In the post Vietnam War period the Army really suffered as its cohesion was destroyed by the war. This was much less the case for the other branches of the service but they all suffered to some degree. Ronald Reagan, however, put the Cold War service back on its feet in its final years and in a lot of ways the military we have today dates to that period. Reagan deserves a lot of credit for what he did at that time, but the vestiges of it have become a problem.
One of the ways that's constantly exhibited is the absurd flood of money that enters the service's coffers on a continual basis that should't. The Army has been working on a replacement for the lousy AR rifle platform for decades now when just about anyone who knows anything about service rifles well knows that adopting something in the 6.5x55 range with an action that's something like the G3s or the FALs is what is needed. Floods of money, however, have gone into what nearly amounts to a permanent project that produces no results. To make matters worse, nearly any small arm adopted by the infantry branch of the Army is rejected by the Marines, whose budgeting allows it to buy something else, which is absurd. The Army and the Marine Corps can't even agree on what boots to buy, so they don't.
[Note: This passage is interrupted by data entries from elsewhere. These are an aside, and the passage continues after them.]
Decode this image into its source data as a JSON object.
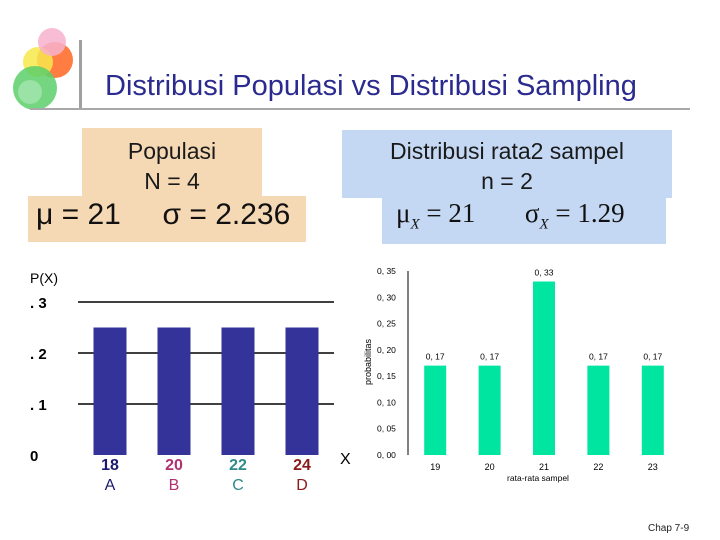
{
  "slide": {
    "title": "Distribusi Populasi vs Distribusi Sampling",
    "footer": "Chap 7-9"
  },
  "population": {
    "heading_line1": "Populasi",
    "heading_line2": "N = 4",
    "formula": "μ = 21     σ = 2.236"
  },
  "sampling": {
    "heading_line1": "Distribusi rata2 sampel",
    "heading_line2": "n = 2",
    "formula_mu": "μ",
    "formula_mu_eq": "= 21",
    "formula_sigma": "σ",
    "formula_sigma_eq": "= 1.29",
    "subscript": "X"
  },
  "colors": {
    "population_bar": "#333399",
    "sampling_bar": "#00e6a0",
    "population_box": "#f5d8b4",
    "sampling_box": "#c4d8f4",
    "title": "#2b2b8f"
  },
  "chart_data": [
    {
      "type": "bar",
      "ylabel": "P(X)",
      "xlabel": "X",
      "categories": [
        "18",
        "20",
        "22",
        "24"
      ],
      "category_letters": [
        "A",
        "B",
        "C",
        "D"
      ],
      "values": [
        0.25,
        0.25,
        0.25,
        0.25
      ],
      "ylim": [
        0,
        0.3
      ],
      "yticks": [
        0,
        0.1,
        0.2,
        0.3
      ],
      "ytick_labels": [
        "0",
        ". 1",
        ". 2",
        ". 3"
      ],
      "grid": true
    },
    {
      "type": "bar",
      "ylabel": "probabilitas",
      "xlabel": "rata-rata sampel",
      "categories": [
        "19",
        "20",
        "21",
        "22",
        "23"
      ],
      "values": [
        0.17,
        0.17,
        0.33,
        0.17,
        0.17
      ],
      "data_labels": [
        "0, 17",
        "0, 17",
        "0, 33",
        "0, 17",
        "0, 17"
      ],
      "ylim": [
        0,
        0.35
      ],
      "yticks": [
        0,
        0.05,
        0.1,
        0.15,
        0.2,
        0.25,
        0.3,
        0.35
      ],
      "ytick_labels": [
        "0, 00",
        "0, 05",
        "0, 10",
        "0, 15",
        "0, 20",
        "0, 25",
        "0, 30",
        "0, 35"
      ],
      "grid": false
    }
  ]
}
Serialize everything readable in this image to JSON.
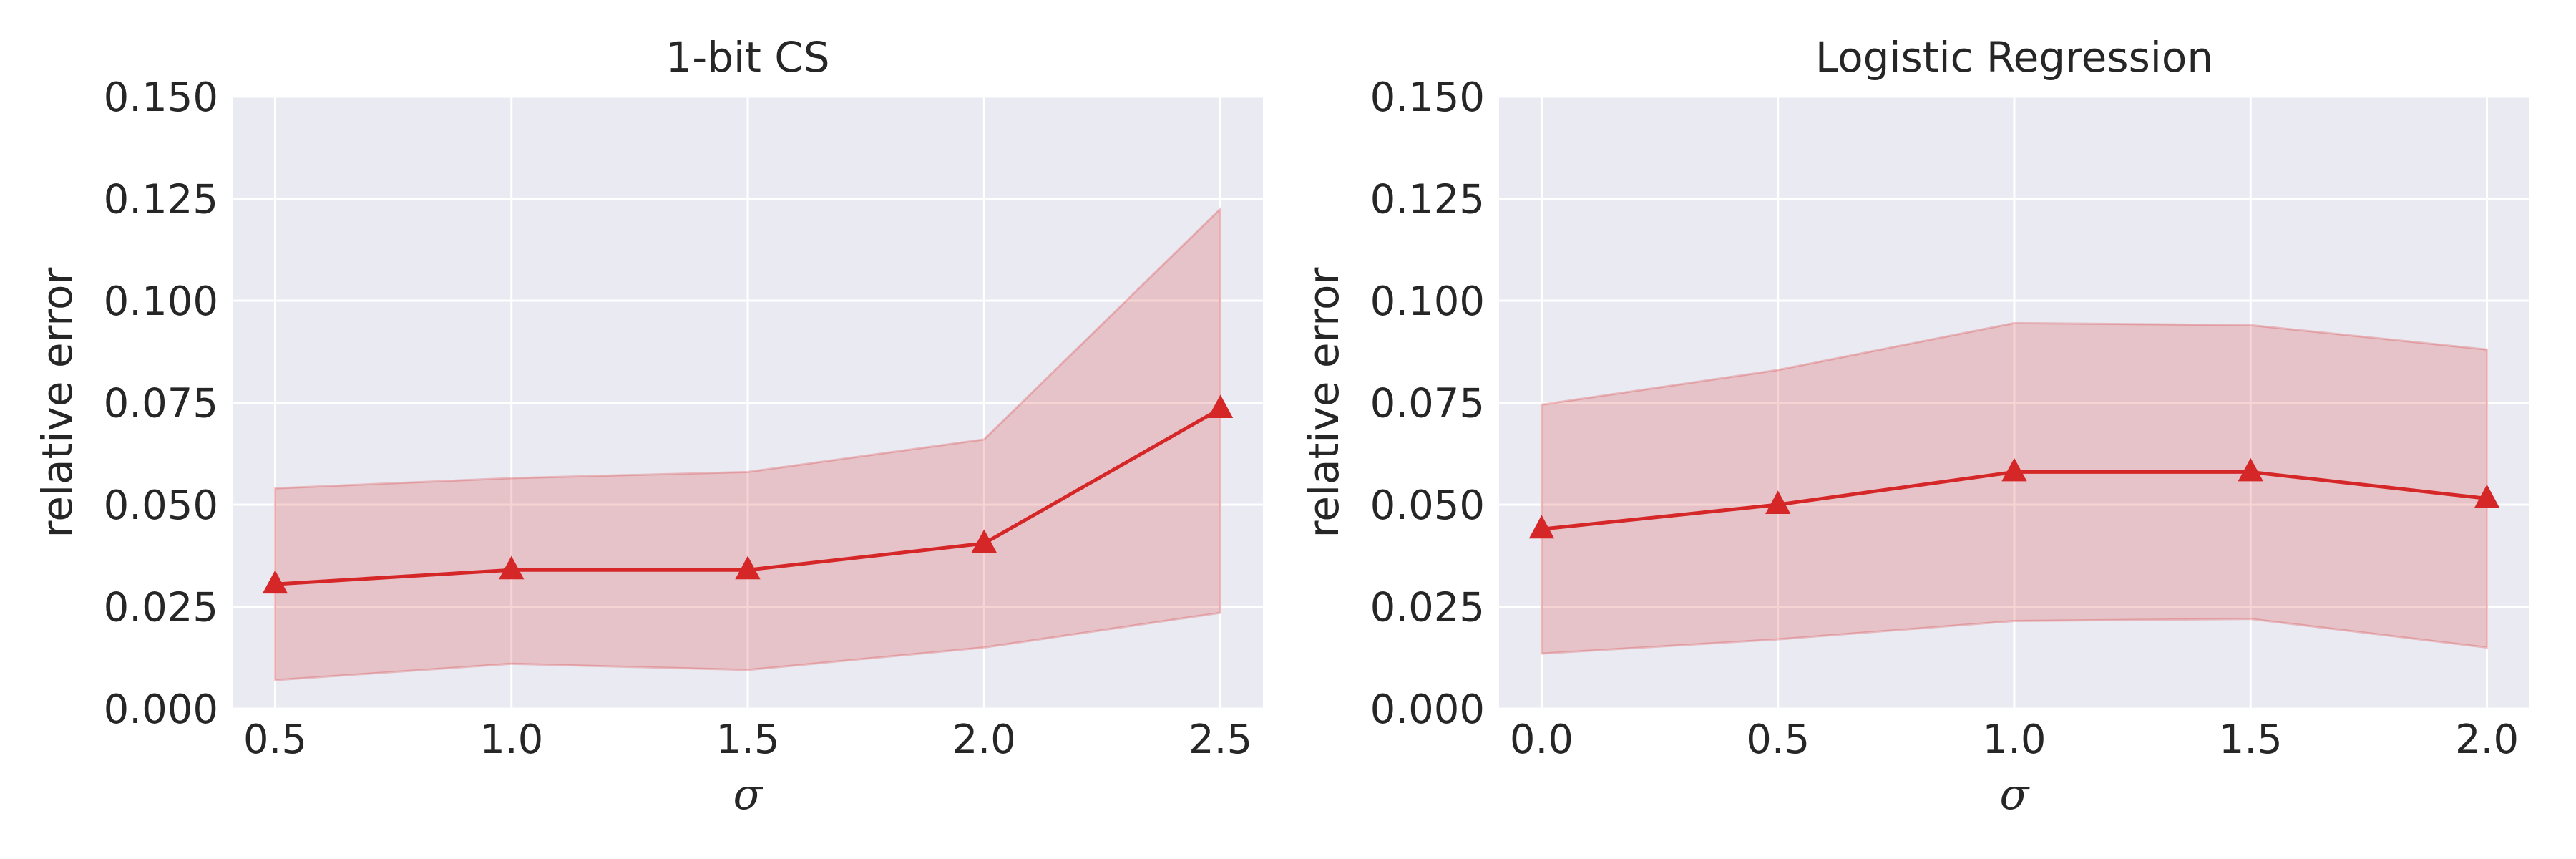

The most flagrant example of things being out of control is the recent creation of a United States Space Force, which was created last year in anticipation of a need to defend our interests in space. This is flat out absurd. Right now the Air Force is perfectly competent to do that, to the extent we need to. And there isn't much of a need to.
The Space Force ends up becoming our eighth uniformed service, including the Army, Marines, Air Force, Navy, Coast Guard, NOAA and the Public Health Service. This excludes, of course, police branches of various government agencies of which there are now a plethora, but which is a separate topic entirely.
We don't need a Space Force and never will. If we ever need something like that, we have it handled right now. And we also need less of a military in general and one that costs a lot, lot less.
That sounds pretty radical in this day and age, particularly with two wars still going on. But the service needs to be cut down to size now that the Cold War is over. We could once again get by with an Army of 250,000 men backed up by a National Guard twice that size. I won't opine on the size of the Air Force or the Navy, as I don't know enough about their war fighting needs to do so, but scaling back the cash register at this point is really necessary.
So, I guess, that's a 2020 budget resolution.